Also on October 25, Amnesty International described an amputation sentenced handed down by Iran’s Judiciary as torture.
Even as news of astronomical embezzlement and corruption cases spread by the Islamic Republic authorities and their affiliates continues to spread, the Mazandaran judiciary public relations office on Thursday, October 2 announced an amputation sentence as punishment for “robbery” for a “professional burglar” in this province.
Responding to the Iranian authorities’ announcement that they had amputated the hand of a man imprisoned for theft in a prison in Sari in the northern province of Mazandaran, Amnesty International said: “By carrying out this unspeakably cruel punishment, the Iranian authorities have committed torture which is a crime under international law”Today, it is imperative more than ever, that we strongly support the Iranian resistance who spread the Iranian people’s voice to the world in the case of human rights.
On the World Day Against Execution, Mrs. Maryam Rajavi, the leader of the Iranian opposition, criticized ongoing executions by the Iranian regime and said it violates international human rights conventions.
Mrs. Rajavi, whose movement includes the People’s Mojahedin Organization of Iran (PMOI), or Mujahedin-e-Khalq (MEK), said:
Over the past 40 years, the cycle of executions of youths in Iran actually perpetuated the rule of the mullahs’ religious tyranny. Such bloody insanity has created an atmosphere of suppression and terror crucial to preserving the mullahs’ decadent regime, on the one hand. And on the other, it provided a mechanism for training ruthless mercenaries to take on the rule.
Their sacrifice was not only significant in exposing the mullahs’ religious dictatorship as a regime of executions and slaughter, but an effective historical element contributing to the abolition of the death penalty in Iran and the world.
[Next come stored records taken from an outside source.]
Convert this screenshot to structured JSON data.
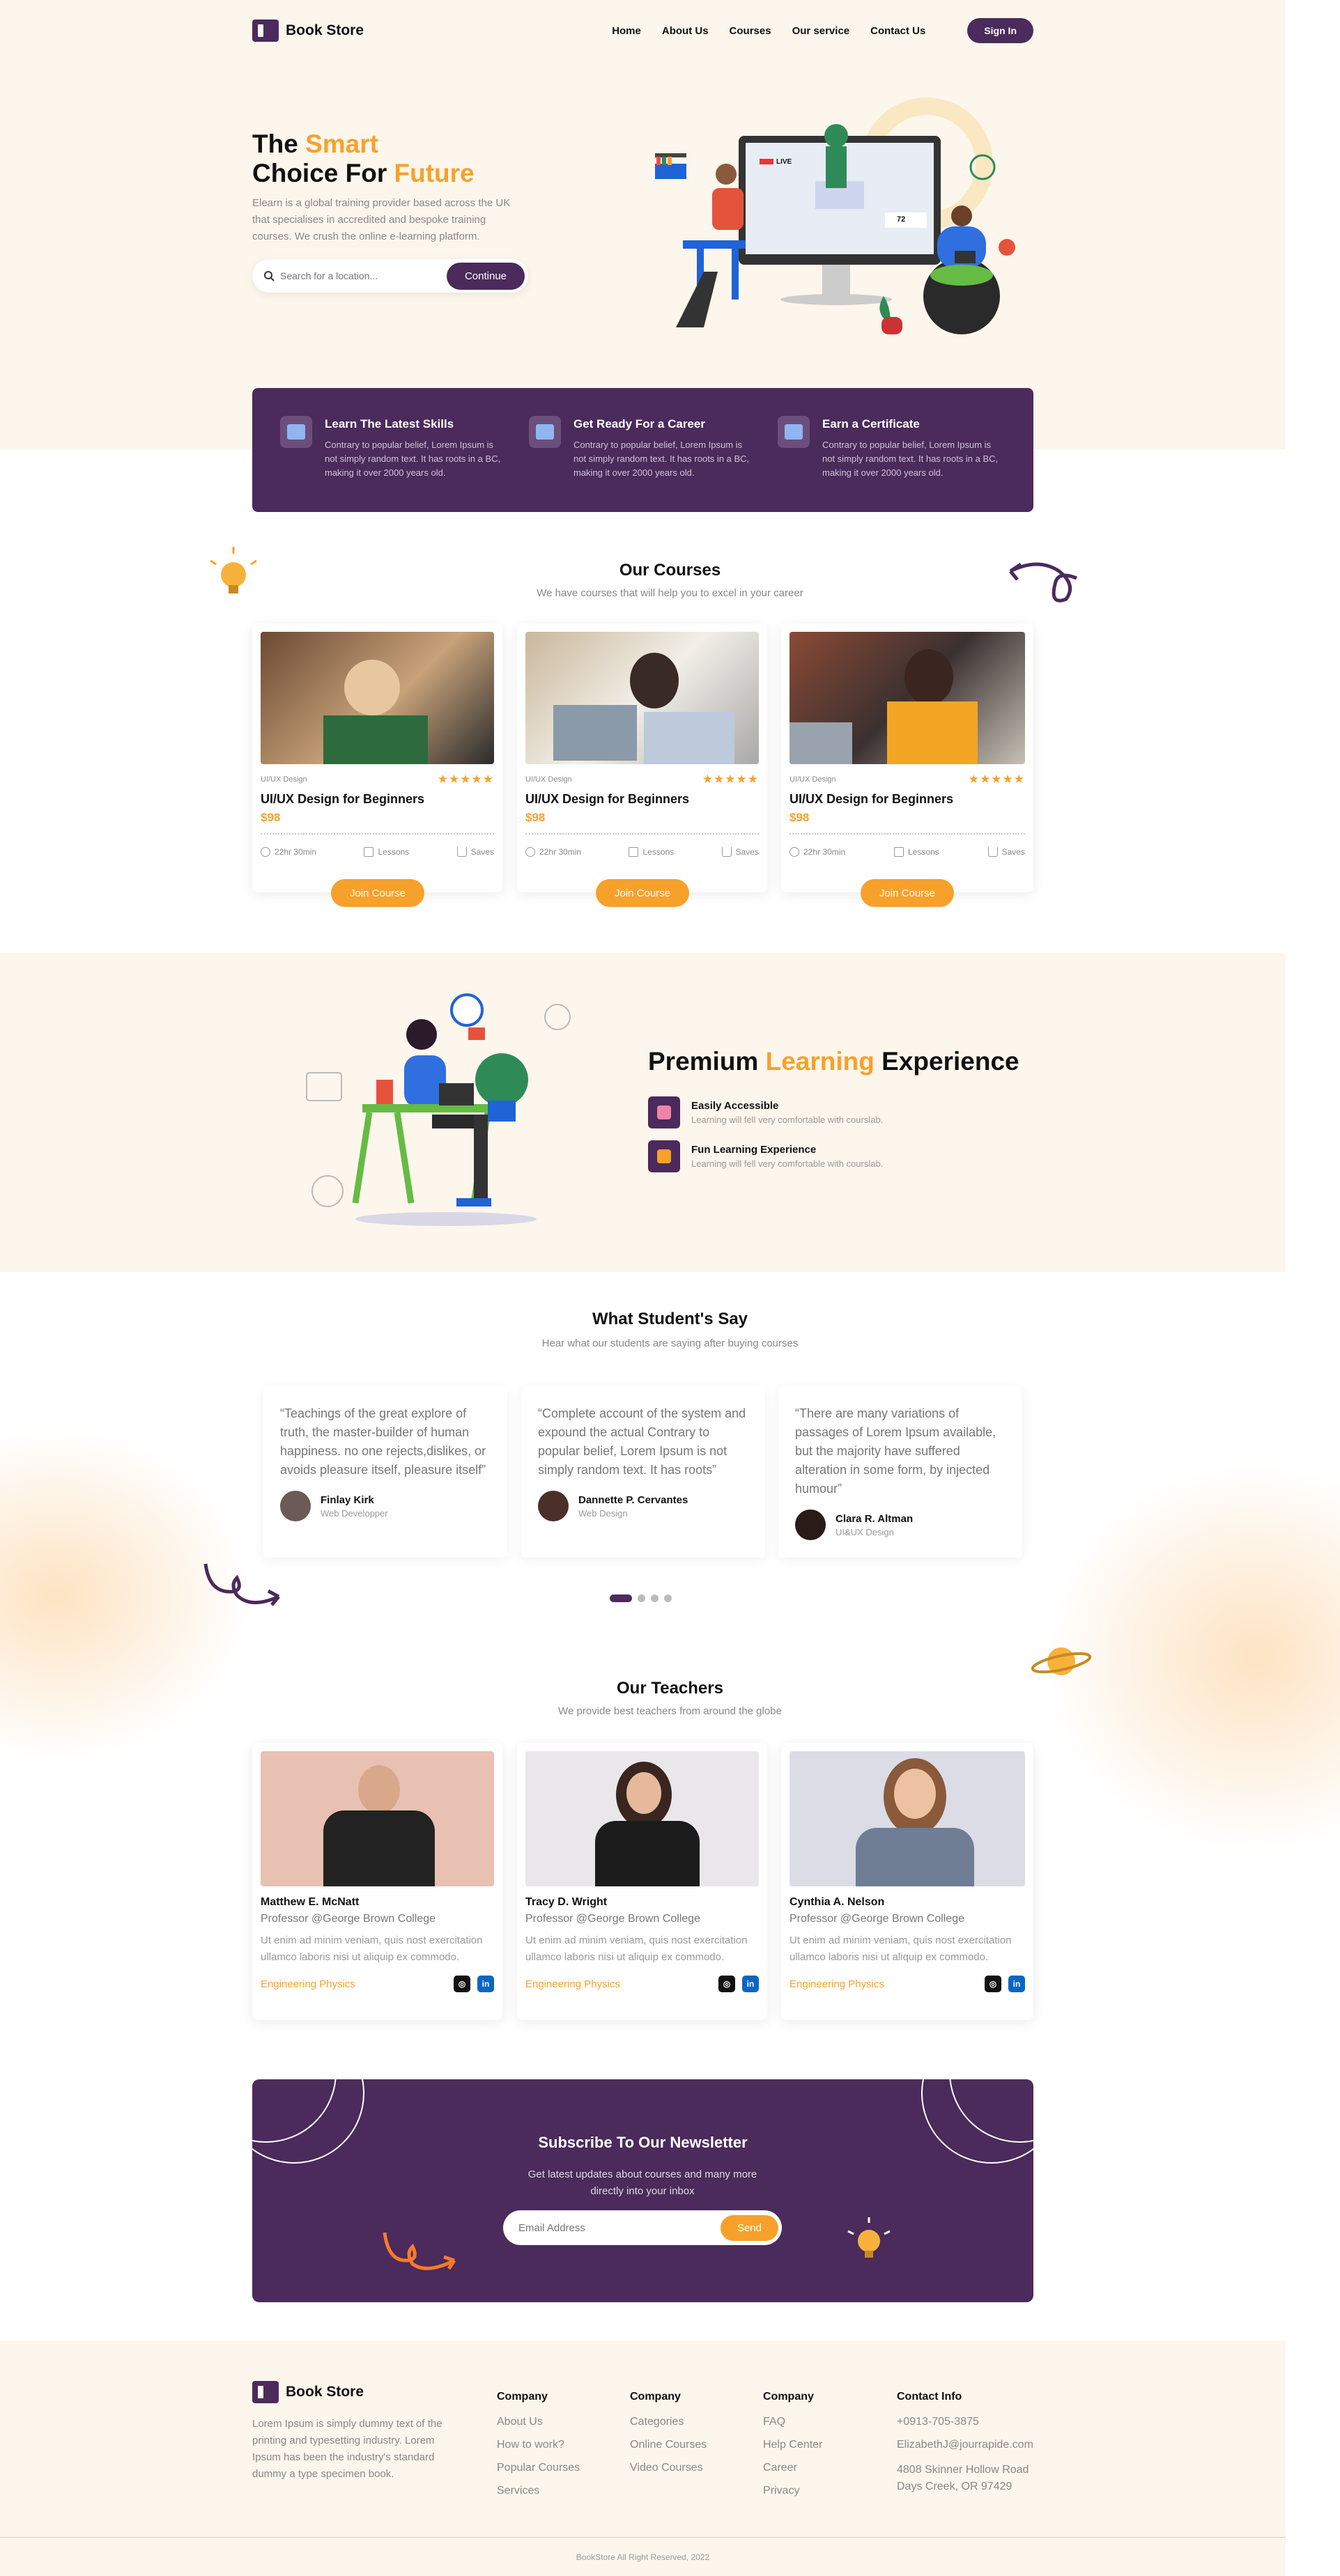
{
  "brand": "Book Store",
  "nav": {
    "items": [
      "Home",
      "About Us",
      "Courses",
      "Our service",
      "Contact Us"
    ],
    "signin": "Sign In"
  },
  "hero": {
    "title_a": "The ",
    "title_b": "Smart",
    "title_c": "Choice For ",
    "title_d": "Future",
    "desc": "Elearn is a global training provider based across the UK that specialises in accredited and bespoke training courses. We crush the online e-learning platform.",
    "search_placeholder": "Search for a location...",
    "button": "Continue",
    "live": "LIVE",
    "viewers": "72"
  },
  "features": [
    {
      "title": "Learn The Latest Skills",
      "text": "Contrary to popular belief, Lorem Ipsum is not simply random text. It has roots in a BC, making it over 2000 years old."
    },
    {
      "title": "Get Ready For a Career",
      "text": "Contrary to popular belief, Lorem Ipsum is not simply random text. It has roots in a BC, making it over 2000 years old."
    },
    {
      "title": "Earn a Certificate",
      "text": "Contrary to popular belief, Lorem Ipsum is not simply random text. It has roots in a BC, making it over 2000 years old."
    }
  ],
  "courses": {
    "title": "Our Courses",
    "subtitle": "We have courses that will help you to excel in your career",
    "items": [
      {
        "category": "UI/UX Design",
        "stars": "★★★★★",
        "title": "UI/UX Design for Beginners",
        "price": "$98",
        "time": "22hr 30min",
        "lessons": "Lessons",
        "saves": "Saves",
        "button": "Join Course"
      },
      {
        "category": "UI/UX Design",
        "stars": "★★★★★",
        "title": "UI/UX Design for Beginners",
        "price": "$98",
        "time": "22hr 30min",
        "lessons": "Lessons",
        "saves": "Saves",
        "button": "Join Course"
      },
      {
        "category": "UI/UX Design",
        "stars": "★★★★★",
        "title": "UI/UX Design for Beginners",
        "price": "$98",
        "time": "22hr 30min",
        "lessons": "Lessons",
        "saves": "Saves",
        "button": "Join Course"
      }
    ]
  },
  "premium": {
    "title_a": "Premium ",
    "title_b": "Learning",
    "title_c": " Experience",
    "items": [
      {
        "title": "Easily Accessible",
        "text": "Learning will fell very comfortable with courslab."
      },
      {
        "title": "Fun Learning Experience",
        "text": "Learning will fell very comfortable with courslab."
      }
    ]
  },
  "testimonials": {
    "title": "What Student's Say",
    "subtitle": "Hear what our students are saying after buying courses",
    "items": [
      {
        "quote": "“Teachings of the great explore of truth, the master-builder of human happiness. no one rejects,dislikes, or avoids pleasure itself, pleasure itself”",
        "name": "Finlay Kirk",
        "role": "Web Developper"
      },
      {
        "quote": "“Complete account of the system and expound the actual Contrary to popular belief, Lorem Ipsum is not simply random text. It has roots”",
        "name": "Dannette P. Cervantes",
        "role": "Web Design"
      },
      {
        "quote": "“There are many variations of passages of Lorem Ipsum available, but the majority have suffered alteration in some form, by injected humour”",
        "name": "Clara R. Altman",
        "role": "UI&UX Design"
      }
    ]
  },
  "teachers": {
    "title": "Our Teachers",
    "subtitle": "We provide best teachers from around the globe",
    "items": [
      {
        "name": "Matthew E. McNatt",
        "position": "Professor @George Brown College",
        "desc": "Ut enim ad minim veniam, quis nost exercitation ullamco laboris nisi ut aliquip ex commodo.",
        "field": "Engineering Physics"
      },
      {
        "name": "Tracy D. Wright",
        "position": "Professor @George Brown College",
        "desc": "Ut enim ad minim veniam, quis nost exercitation ullamco laboris nisi ut aliquip ex commodo.",
        "field": "Engineering Physics"
      },
      {
        "name": "Cynthia A. Nelson",
        "position": "Professor @George Brown College",
        "desc": "Ut enim ad minim veniam, quis nost exercitation ullamco laboris nisi ut aliquip ex commodo.",
        "field": "Engineering Physics"
      }
    ]
  },
  "newsletter": {
    "title": "Subscribe To Our Newsletter",
    "text": "Get latest updates about courses and many more directly into your inbox",
    "placeholder": "Email Address",
    "button": "Send"
  },
  "footer": {
    "about": "Lorem Ipsum is simply dummy text of the printing and typesetting industry. Lorem Ipsum has been the industry's standard dummy a type specimen book.",
    "col1": {
      "title": "Company",
      "links": [
        "About Us",
        "How to work?",
        "Popular Courses",
        "Services"
      ]
    },
    "col2": {
      "title": "Company",
      "links": [
        "Categories",
        "Online Courses",
        "Video Courses"
      ]
    },
    "col3": {
      "title": "Company",
      "links": [
        "FAQ",
        "Help Center",
        "Career",
        "Privacy"
      ]
    },
    "contact": {
      "title": "Contact Info",
      "phone": "+0913-705-3875",
      "email": "ElizabethJ@jourrapide.com",
      "address": "4808 Skinner Hollow Road Days Creek, OR 97429"
    },
    "copyright": "BookStore All Right Reserved, 2022"
  },
  "colors": {
    "purple": "#4b2a5c",
    "orange": "#f7a12b",
    "cream": "#fdf6ec"
  }
}
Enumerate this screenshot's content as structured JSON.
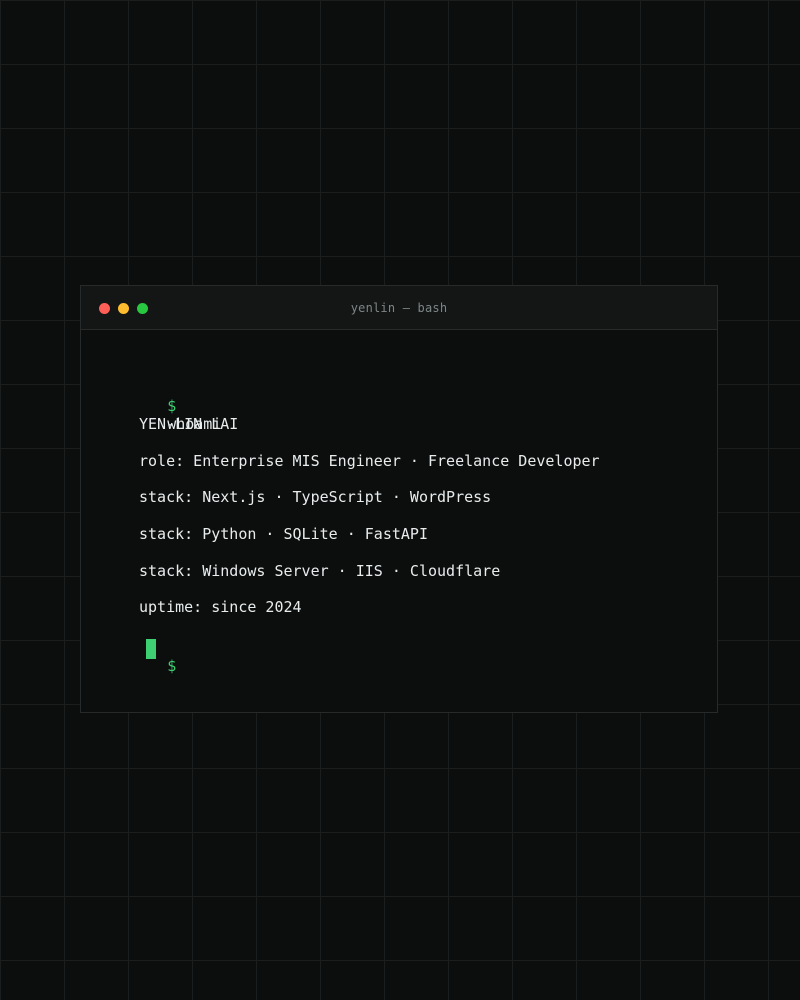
{
  "window": {
    "title": "yenlin — bash",
    "controls": {
      "close_color": "#ff5f57",
      "minimize_color": "#febc2e",
      "maximize_color": "#28c840"
    }
  },
  "terminal": {
    "prompt_symbol": "$",
    "command": "whoami",
    "output": {
      "name": "YEN-LIN LAI",
      "role": "role: Enterprise MIS Engineer · Freelance Developer",
      "stack_1": "stack: Next.js · TypeScript · WordPress",
      "stack_2": "stack: Python · SQLite · FastAPI",
      "stack_3": "stack: Windows Server · IIS · Cloudflare",
      "uptime": "uptime: since 2024"
    },
    "accent_color": "#3ecf72"
  }
}
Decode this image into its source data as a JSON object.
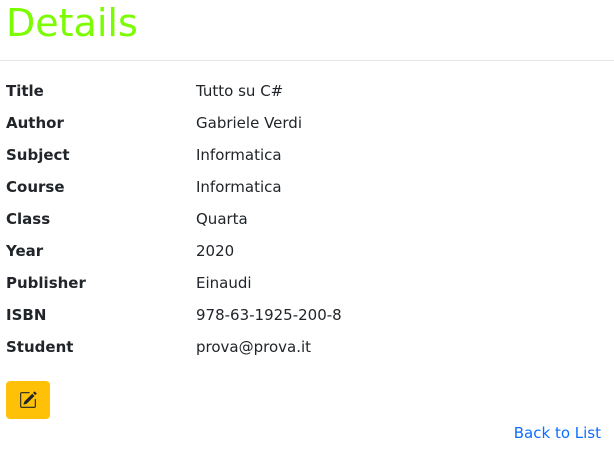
{
  "page": {
    "title": "Details"
  },
  "details": [
    {
      "label": "Title",
      "value": "Tutto su C#"
    },
    {
      "label": "Author",
      "value": "Gabriele Verdi"
    },
    {
      "label": "Subject",
      "value": "Informatica"
    },
    {
      "label": "Course",
      "value": "Informatica"
    },
    {
      "label": "Class",
      "value": "Quarta"
    },
    {
      "label": "Year",
      "value": "2020"
    },
    {
      "label": "Publisher",
      "value": "Einaudi"
    },
    {
      "label": "ISBN",
      "value": "978-63-1925-200-8"
    },
    {
      "label": "Student",
      "value": "prova@prova.it"
    }
  ],
  "actions": {
    "edit_icon": "pencil-square-icon",
    "back_link_label": "Back to List"
  },
  "colors": {
    "title": "#7cfc00",
    "edit_button": "#ffc107",
    "link": "#0d6efd"
  }
}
Without doubt, when the clerical regime is overthrown, the death penalty will no longer enjoy a mainstay in the world.
Mrs. Rajavi urged the global community to stand up to the regime which is the main threat to global peace and security. She said all governments need to make their ties and commerce with the clerical regime contingent on end to executions and torture in Iran. The dossier on human rights abuses and massacre of political prisoners in Iran must be referred to the UN Security Council and the International Tribunal, Maryam Rajavi said.
The United Nations must pressure the clerical
regime to admit to Iran their fact-finding delegation to visit prisons where
political prisoners are detained.
And the international community must recognize the right of the people
of Iran to a sovereign republic.
Mrs. Rajavi reiterated that since 2013 when Hassan Rouhani took office, some 4,000 people have been executed in Iran, including youth under the age of 18.